Les choses se précisent. Les prétentions de la Nouvelle Société Civile concernant 24 barrières «illégales» attribuées à la DGRPI à Mambasa sont finalement démenties, après des contrôles effectués par les jeunes de ce territoire, dans une communication adressée cet après-midi à notre Rédaction.
Les faits rapportés par la Nouvelle Société Civile ne reposeraient sur aucune réalité, apprend-on. Après une enquête minutieuse menée sur le terrain, les «Jeunes Leaders» du coin confirment qu’aucune barrière illégale n’a été érigée par les agents de la DGRPI.
D'autres informations complémentaires reçues dans le même cadre après la dénonciation de la Nouvelle Société Civile laissent également entendre que son rapport n’a pas intégré toutes les réalités récentes observées sur le terrain.
Des jeunes de Mambasa, présents sur différents tronçons, dénoncent une diffusion de fausses informations et jugent cette alerte de la Nouvelle Société Civile infondée. «Suite à notre descente sur terrain, nous confirmons que l’existence de 24 barrières prétendument érigées par la DGRPI est une fausse information», ont-ils indiqué.
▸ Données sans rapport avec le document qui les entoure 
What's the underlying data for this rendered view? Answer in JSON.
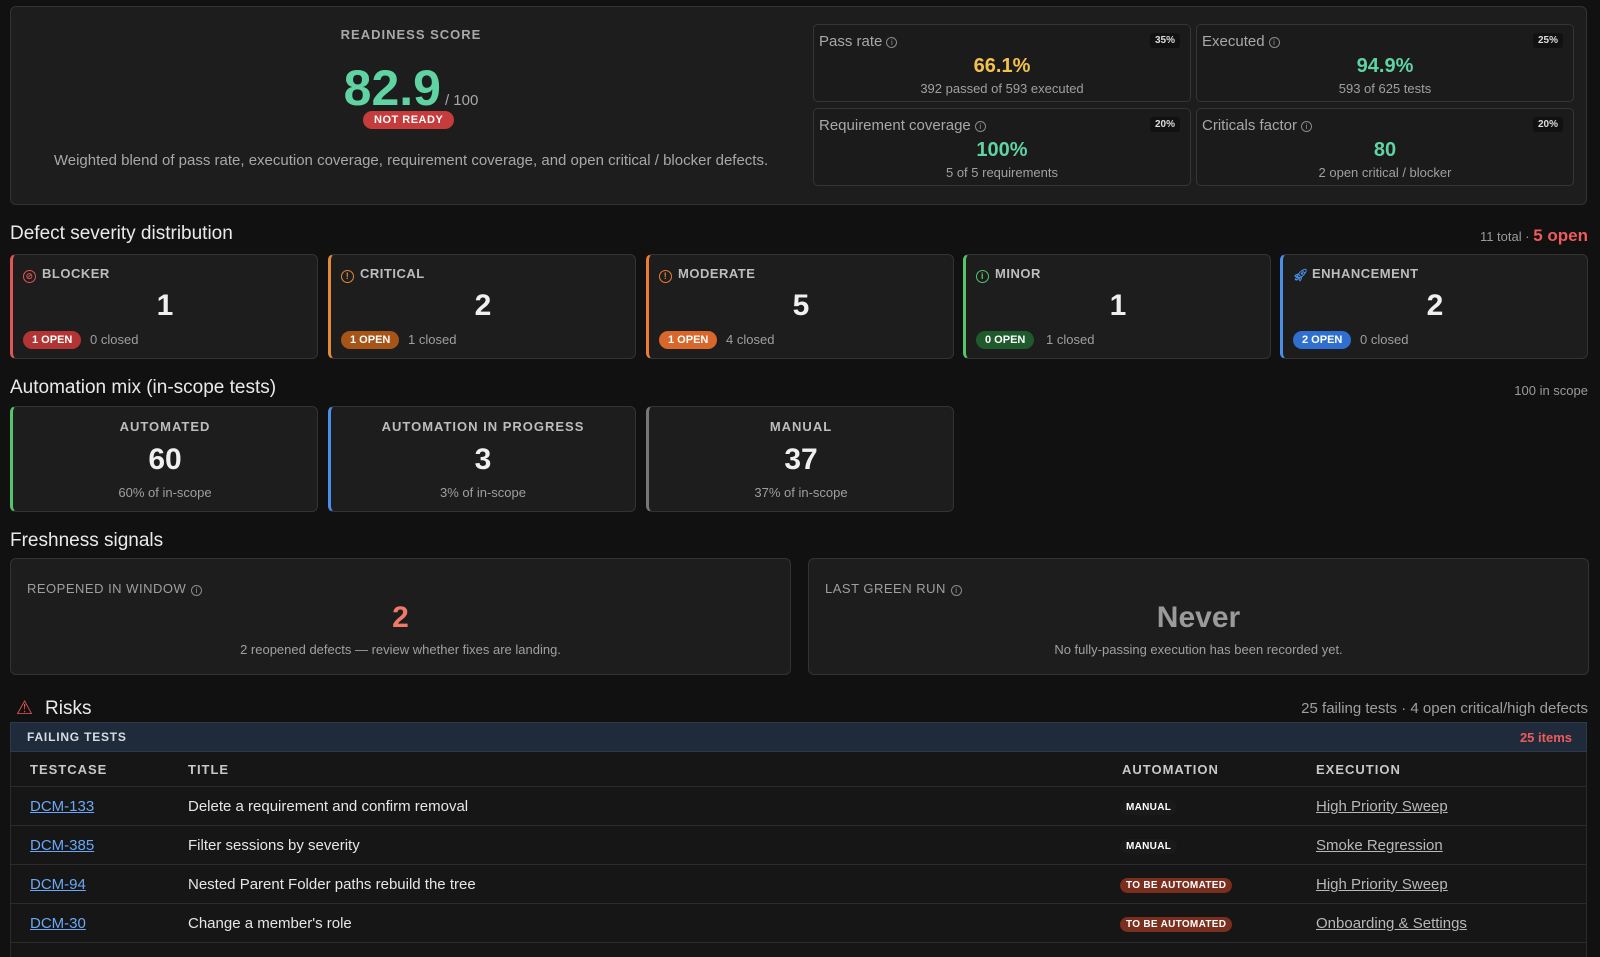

Les divers témoignages enregistrés confirment que la DGRPI/Mambasa n’est pas impliquée dans l’affaire. En attendant une éventuelle réaction officielle de la DGRPI, il apparaît clairement que les accusations portées contre cette institution ne reposent sur aucun fait avéré.
Pour leur part, les Jeunes Leaders de Mambasa en appellent à la responsabilité des responsables de la Nouvelle Société Civile, les invitant à confronter leurs informations aux réalités du terrain avant toute déclaration.